Ang 1–7 functions in several organs. ACE2 converts Ang II into Ang 1–7 which acts through its receptors (MasR). SARS-CoV-2 downregulates the expression of ACE2 and reduces the concentration of Ang 1–7 leading to progressive deterioration of physiological functions in patients with COVID-19 (Created in BioRender.com). ACE2: angiotensin converting enzyme2, Ang 1–9: Angiotensin 1–9, Ang 1–7: Angiotensin 1–7, MasR: mitochondrial assembly receptor, TGF-β: Transforming growth factor beta.

Fig. 3

Ang 1–9 functions in human organs. ACE2 converts Ang1 to the Ang 1–9 and the latter acts through its receptor (AT2R). SARS-CoV-2 downregulates the expression of ACE2 which ultimately reduces the concentration of Ang 1–9. The decrease in the concentration of Ang 1–9 results in the loss of its beneficial functions in several organs in patients with COVID-19 (Created in BioRender.com). ACE2: angiotensin converting enzyme2, Ang I: Angiotensin I, Ang 1–9: Angiotensin 1–9, AT₂R; Angiotensin II receptor type 2, MI: myocardial infarction, vWF: von Willebrand factor, α-SMA: α-smooth muscle actin.

Fig. 4

The binding of dynorphin-13 to κ-opioid and NMDA receptors. Dynorphin A (1–13) binds to κ-opioid receptor and NMDA-glutamatergic. ACE2 degrades dynorphin A 1–13 and subsequently produces dynorphin A 1–12. SARS-CoV-2 downregulates the expression of ACE2 and thus the harmful effects of dynorphin A 1–13 accumulation causes the loss of neurons via NMDA receptor (Created in BioRender.com). PKC: Protein kinase C, NO: nitric oxide, cAMP: Cyclic Adenosine Monophosphate, NMDA: N-Methyl-D-aspartic acid.

Fig. 5

Schematic presentation of the interactions among the immune system and ACE2 substrates and products (Created in BioRender.com).

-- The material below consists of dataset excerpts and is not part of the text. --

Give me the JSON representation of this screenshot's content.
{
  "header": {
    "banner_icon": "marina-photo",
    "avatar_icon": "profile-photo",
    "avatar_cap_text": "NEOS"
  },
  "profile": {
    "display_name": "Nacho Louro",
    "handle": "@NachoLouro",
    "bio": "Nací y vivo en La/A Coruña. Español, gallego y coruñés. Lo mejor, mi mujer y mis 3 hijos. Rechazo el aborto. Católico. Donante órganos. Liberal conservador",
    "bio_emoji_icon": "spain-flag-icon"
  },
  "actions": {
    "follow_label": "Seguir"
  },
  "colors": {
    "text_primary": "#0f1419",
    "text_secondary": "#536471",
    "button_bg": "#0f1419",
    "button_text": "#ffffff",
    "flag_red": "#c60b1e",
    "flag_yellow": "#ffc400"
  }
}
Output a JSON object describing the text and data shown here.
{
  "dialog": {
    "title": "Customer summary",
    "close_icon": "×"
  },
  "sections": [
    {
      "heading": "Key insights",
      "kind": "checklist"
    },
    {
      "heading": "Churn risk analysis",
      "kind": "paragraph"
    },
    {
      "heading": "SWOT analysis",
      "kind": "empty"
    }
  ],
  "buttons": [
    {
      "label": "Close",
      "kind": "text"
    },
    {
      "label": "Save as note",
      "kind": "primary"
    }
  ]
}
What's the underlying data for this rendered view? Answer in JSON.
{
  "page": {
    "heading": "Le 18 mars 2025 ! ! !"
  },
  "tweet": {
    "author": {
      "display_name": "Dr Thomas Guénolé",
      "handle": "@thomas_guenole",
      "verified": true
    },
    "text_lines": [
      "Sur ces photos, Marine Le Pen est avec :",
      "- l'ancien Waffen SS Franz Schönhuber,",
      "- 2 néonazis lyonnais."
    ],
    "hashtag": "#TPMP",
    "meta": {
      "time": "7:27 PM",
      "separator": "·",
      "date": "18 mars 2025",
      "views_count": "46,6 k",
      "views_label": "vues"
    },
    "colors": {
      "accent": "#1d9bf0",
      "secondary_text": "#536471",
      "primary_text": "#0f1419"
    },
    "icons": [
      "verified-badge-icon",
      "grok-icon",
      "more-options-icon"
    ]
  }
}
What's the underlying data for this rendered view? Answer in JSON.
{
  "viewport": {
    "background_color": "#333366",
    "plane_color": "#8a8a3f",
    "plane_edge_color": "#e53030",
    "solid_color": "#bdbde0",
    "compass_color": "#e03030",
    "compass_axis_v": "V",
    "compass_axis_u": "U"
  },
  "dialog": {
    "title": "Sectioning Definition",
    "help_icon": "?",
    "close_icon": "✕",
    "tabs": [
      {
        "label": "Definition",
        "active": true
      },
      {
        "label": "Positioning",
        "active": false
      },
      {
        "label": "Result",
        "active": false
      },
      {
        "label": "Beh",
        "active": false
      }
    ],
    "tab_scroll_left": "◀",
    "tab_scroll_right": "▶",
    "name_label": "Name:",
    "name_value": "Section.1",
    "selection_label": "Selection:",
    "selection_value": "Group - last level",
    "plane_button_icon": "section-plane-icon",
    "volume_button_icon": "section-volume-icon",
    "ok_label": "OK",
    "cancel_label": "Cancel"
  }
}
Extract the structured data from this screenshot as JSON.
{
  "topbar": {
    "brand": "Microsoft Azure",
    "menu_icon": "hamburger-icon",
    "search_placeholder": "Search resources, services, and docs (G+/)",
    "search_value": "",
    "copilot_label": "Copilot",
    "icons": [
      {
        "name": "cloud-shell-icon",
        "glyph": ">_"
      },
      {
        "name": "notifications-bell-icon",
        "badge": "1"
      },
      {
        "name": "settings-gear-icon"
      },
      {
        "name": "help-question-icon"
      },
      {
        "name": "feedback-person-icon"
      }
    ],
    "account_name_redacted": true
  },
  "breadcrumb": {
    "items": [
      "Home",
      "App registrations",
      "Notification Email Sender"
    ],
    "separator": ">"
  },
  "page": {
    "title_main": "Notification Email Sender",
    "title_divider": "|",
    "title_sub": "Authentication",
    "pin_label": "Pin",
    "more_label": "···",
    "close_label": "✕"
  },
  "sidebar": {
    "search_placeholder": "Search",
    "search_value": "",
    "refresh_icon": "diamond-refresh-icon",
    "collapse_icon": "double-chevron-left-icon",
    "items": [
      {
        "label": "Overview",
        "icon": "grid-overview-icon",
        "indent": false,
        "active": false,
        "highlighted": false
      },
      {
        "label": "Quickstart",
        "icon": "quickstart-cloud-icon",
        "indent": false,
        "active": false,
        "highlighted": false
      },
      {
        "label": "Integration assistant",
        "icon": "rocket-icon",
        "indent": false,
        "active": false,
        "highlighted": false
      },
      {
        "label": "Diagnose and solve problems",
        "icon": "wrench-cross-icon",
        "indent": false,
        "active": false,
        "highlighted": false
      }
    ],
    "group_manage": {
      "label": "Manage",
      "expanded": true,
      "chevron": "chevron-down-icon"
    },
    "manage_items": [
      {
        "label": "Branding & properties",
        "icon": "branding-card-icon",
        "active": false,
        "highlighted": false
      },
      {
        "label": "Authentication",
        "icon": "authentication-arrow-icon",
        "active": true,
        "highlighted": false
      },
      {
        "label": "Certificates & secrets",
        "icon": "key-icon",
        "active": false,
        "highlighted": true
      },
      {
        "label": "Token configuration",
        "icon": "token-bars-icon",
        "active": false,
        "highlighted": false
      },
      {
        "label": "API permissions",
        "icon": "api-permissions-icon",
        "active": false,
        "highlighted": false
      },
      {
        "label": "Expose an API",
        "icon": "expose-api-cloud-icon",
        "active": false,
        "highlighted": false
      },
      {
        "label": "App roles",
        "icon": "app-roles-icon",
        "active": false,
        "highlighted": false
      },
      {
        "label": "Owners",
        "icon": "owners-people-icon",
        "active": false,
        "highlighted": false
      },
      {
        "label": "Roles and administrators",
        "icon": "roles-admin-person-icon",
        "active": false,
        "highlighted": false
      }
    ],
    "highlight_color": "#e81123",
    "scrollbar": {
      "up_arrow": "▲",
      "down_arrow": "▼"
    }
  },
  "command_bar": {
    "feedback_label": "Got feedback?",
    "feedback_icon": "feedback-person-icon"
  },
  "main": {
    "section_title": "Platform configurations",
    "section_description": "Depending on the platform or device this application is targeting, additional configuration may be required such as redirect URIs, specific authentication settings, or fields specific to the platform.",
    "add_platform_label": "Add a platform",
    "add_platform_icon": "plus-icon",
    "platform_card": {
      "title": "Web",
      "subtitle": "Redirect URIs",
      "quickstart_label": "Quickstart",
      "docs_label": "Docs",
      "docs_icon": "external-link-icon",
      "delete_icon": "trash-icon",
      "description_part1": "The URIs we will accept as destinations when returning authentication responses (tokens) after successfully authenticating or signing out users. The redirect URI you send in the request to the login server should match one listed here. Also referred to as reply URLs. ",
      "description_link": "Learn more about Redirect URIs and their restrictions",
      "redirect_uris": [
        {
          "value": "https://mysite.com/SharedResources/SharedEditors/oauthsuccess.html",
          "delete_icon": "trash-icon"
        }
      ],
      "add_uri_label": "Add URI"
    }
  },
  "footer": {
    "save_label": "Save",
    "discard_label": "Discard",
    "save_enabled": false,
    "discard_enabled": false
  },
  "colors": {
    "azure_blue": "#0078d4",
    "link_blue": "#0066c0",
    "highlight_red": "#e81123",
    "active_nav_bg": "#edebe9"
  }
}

ACE2: Angiotensin converting enzyme2, Ang I: Angiotensin I, Ang II: Angiotensin II, Ang 1–9: Angiotensin 1–9, Ang 1–7. Angiotensin 1–7, AT1R; Angiotensin II receptor type 1, AT2R; Angiotensin II receptor type 2, MAS R: Mas receptor, APJ: Apelin receptor, ROS: Reactive Oxygen Species, ERK1/2: Extracellular signal-regulated kinases, MAPK: Mitogen-activated protein kinase, PI3K: Phosphatidylinositol-3-kinase, PKC: Protein kinase C, Th1: T helper cell 1, Th0: Naive T cell, NF-κB: Nuclear factor-κB, AP-1: Activator protein 1, ABCA1-p: ATP binding cassette transporter A1- phosphorylated.